Criterion Sunday 645: 楢山節考 Narayama Bushiko (The Ballad of Narayama, 1958)

This feels in some ways like a film custom-made for me, but then again I do love a boldly non-naturalistic widescreen film with saturated colours, expressive lighting, and a grimly moralistic fable structure. This Japanese film is somewhat akin to Hollywood musicals of the era (or works like Black Narcissus, or Rohmer’s later Perceval le Gallois) in its commitment to soundstage filming that’s not attempting to mimic reality but heighten it in specific ways. What Kinoshita adds here is the further distance of a kabuki like staging, introduced by a black-masked narrator who shows up throughout on the soundtrack, not always with anything much to add. There’s a proscenium effect too through transitions in which a backdrop, clearly painted onto a curtain, falls to reveal a new scene, or expressionist changes in lighting and colour to highlight a new scene or passage of time, but none of this ever feels stagy because of the fluid and elegant camerawork.
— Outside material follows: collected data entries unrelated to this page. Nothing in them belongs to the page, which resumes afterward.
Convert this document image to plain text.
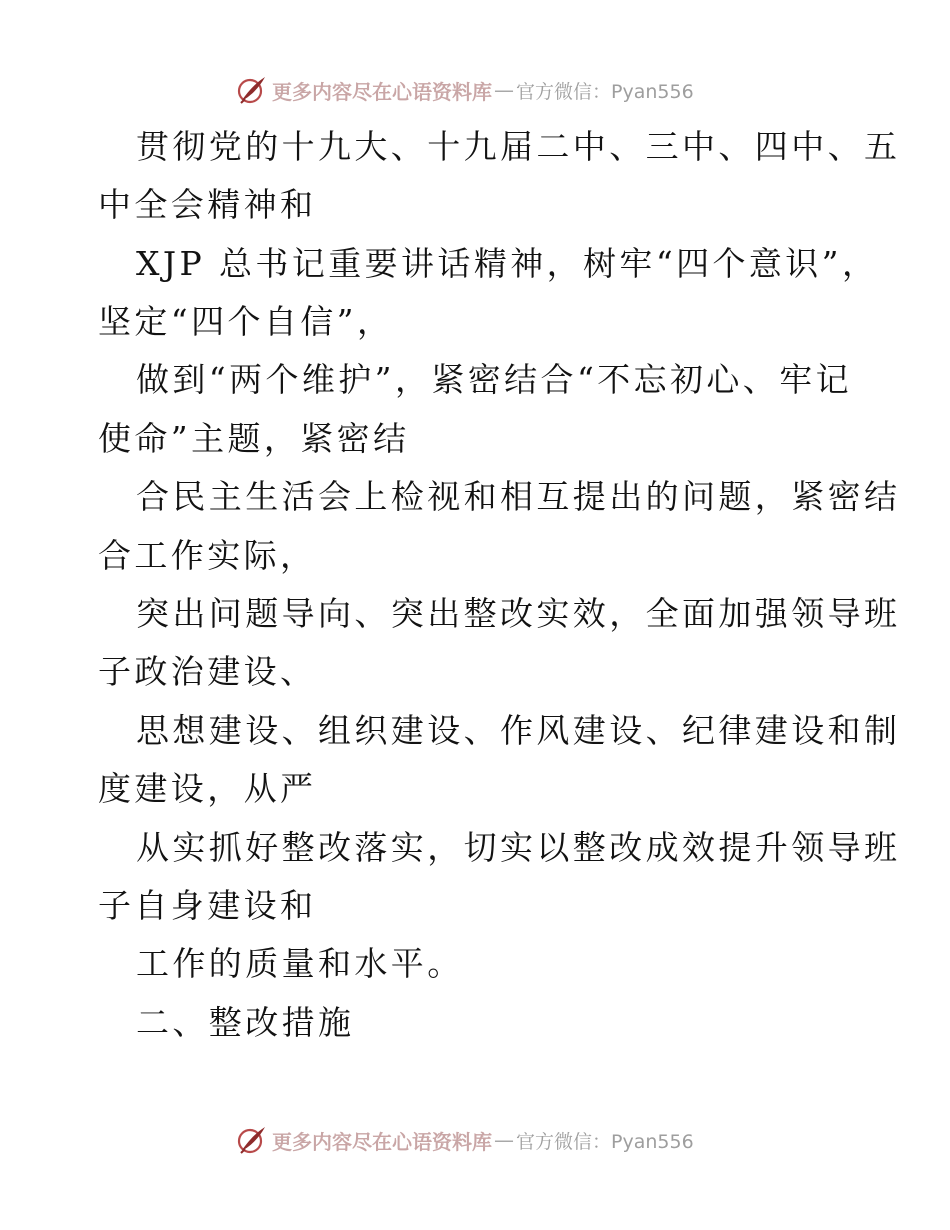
更多内容尽在心语资料库 — 官方微信：Pyan556
贯彻党的十九大、十九届二中、三中、四中、五
中全会精神和
XJP 总书记重要讲话精神，树牢“四个意识”，
坚定“四个自信”，
做到“两个维护”，紧密结合“不忘初心、牢记
使命”主题，紧密结
合民主生活会上检视和相互提出的问题，紧密结
合工作实际，
突出问题导向、突出整改实效，全面加强领导班
子政治建设、
思想建设、组织建设、作风建设、纪律建设和制
度建设，从严
从实抓好整改落实，切实以整改成效提升领导班
子自身建设和
工作的质量和水平。
二、整改措施
更多内容尽在心语资料库 — 官方微信：Pyan556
The story itself deals with a villager living in a time of enormous poverty, in which tradition was to take anyone aged 70 up a mountain and abandon them. In this case, it’s his mother Orin (played by the great Kinuyo Tanaka, almost unrecognisable). It’s unclear if this was ever a real practice, but it has informed a number of films, like the 1963 Korean film Goryeojang (similar in many respects, but in black-and-white) or Shohei Imamura’s 1983 remake that won the Palme d’Or (and which I haven’t seen, but by all accounts it doesn’t spare the viewer from some of the more brutal scenes that are elided in Kinoshita’s rendering).

The bleakness of the worldview is somewhat effaced by the beautiful colours and elegant staging, but the emotional core of the movie is on that poster image, as the mother is taken up the mountain in the dead of winter, and it lands pretty effectively given the hypocrisy of some of her family members (a spiteful grandson, for example) and her own great forbearance that’s contrasted with fellow villagers. This is a remarkable film.

CREDITS
Director Keisuke Kinoshita 木下惠介 (based on the novella by Shichiro Fukazawa 深沢七郎); Cinematographer Hiroyuki Kusuda 楠田浩之; Starring Kinuyo Tanaka 田中絹代, Teiji Takahashi 高橋貞二, Danko Ichikawa 三代目市川團子, Yuko Mochizuki 望月優子; Length 98 minutes. Seen at home (Blu-ray), Melbourne, Sunday 14 April 2024.